En la planta de fabricación, una oblea que acaba de salir del proceso de enjuague aún no está lista para seguir con las siguientes etapas. Las marcas causadas por el agua, las micropartículas y las tensiones térmicas generadas durante un ciclo de secado inadecuado pueden arruinar el producto antes incluso de llegar a la siguiente fase del proceso. El verdadero desafío no es simplemente eliminar el agua, sino hacerlo con un control total sobre la superficie de la oblea y sobre los parámetros térmicos.
Lo que realmente importa desde el punto de vista técnico Nosotros implementamos un sistema de secado basado en una entrega controlada y rápida de energía. El sistema mantiene una uniformidad térmica en el nivel de la oblea dentro de un rango de ±0,1°C, lo que evita la presencia de zonas calientes o frías que podrían causar problemas en el proceso de fotolitografía. Los calentadores utilizan radiación infrarroja de onda corta y media; además, cuentan con componentes de cuarzo y fibra de carbono para lograr un calentamiento rápido y estable. Esto permite mantener cero generación de partículas durante el proceso de secado, algo necesario para cumplir con los requisitos de las salas limpias de clase 1–100. De este modo, se obtiene un control preciso del ángulo de contacto y superficies libres de residuos, en cada ciclo de producción.

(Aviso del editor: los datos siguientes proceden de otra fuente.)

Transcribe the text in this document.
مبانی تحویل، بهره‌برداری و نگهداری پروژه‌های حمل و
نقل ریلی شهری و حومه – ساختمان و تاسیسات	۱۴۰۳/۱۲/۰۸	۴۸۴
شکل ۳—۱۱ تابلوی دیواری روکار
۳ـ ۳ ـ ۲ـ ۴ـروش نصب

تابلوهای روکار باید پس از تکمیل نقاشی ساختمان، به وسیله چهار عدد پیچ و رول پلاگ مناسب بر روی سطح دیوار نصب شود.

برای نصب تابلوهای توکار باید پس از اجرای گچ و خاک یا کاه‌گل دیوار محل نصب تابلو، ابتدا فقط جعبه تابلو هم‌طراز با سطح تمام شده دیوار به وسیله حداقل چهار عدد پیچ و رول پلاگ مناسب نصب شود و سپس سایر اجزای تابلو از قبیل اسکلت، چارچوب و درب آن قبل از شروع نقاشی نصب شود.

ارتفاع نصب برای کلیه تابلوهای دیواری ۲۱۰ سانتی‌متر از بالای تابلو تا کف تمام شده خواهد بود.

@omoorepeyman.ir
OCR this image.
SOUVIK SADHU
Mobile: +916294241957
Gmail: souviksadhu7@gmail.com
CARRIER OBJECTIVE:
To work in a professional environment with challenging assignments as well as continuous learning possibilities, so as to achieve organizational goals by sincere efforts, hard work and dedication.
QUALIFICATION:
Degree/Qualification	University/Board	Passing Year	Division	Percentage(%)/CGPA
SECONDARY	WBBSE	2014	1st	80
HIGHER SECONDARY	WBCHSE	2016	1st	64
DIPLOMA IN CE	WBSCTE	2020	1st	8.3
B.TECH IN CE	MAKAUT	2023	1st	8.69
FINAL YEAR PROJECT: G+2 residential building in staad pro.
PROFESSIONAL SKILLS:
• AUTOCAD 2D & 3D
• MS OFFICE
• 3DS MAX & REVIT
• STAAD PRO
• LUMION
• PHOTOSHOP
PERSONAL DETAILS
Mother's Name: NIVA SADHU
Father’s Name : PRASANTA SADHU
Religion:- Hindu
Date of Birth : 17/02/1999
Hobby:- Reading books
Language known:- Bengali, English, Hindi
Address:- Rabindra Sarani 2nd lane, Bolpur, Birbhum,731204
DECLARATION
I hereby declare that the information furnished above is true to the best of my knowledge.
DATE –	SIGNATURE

Por qué esto se adapta al flujo de trabajo Después del lavado, la oblea debe ser procesada mediante litografía o secado sin ninguna contaminación, y sin que existan problemas térmicos que afecten su calidad. Nuestro método de secado se integra directamente en el sistema de procesamiento, manteniendo unos parámetros de secado consistentes y predecibles. Esto permite obtener tiempos de ciclo predecibles, menos desperdicios debido a marcas causadas por el agua o partículas, y un funcionamiento estable. Además, como el control de temperatura es rápido y preciso, el consumo de energía se reduce, lo que a su vez aumenta la eficiencia del proceso.
Detalles prácticos Al instalar el sistema, es necesario adaptar la extracción de gases y el flujo de aire en la cámara al nivel de potencia del calentador, para que el punto de ajuste se mantenga estable bajo carga. Las interfaces son compatibles con las normas SEMI, pero aún así es necesario adaptar la masa térmica del sistema para evitar excesos de temperatura. Se recomienda realizar pruebas iniciales para ajustar las velocidades de calentamiento y los tiempos de secado según las características específicas de la oblea.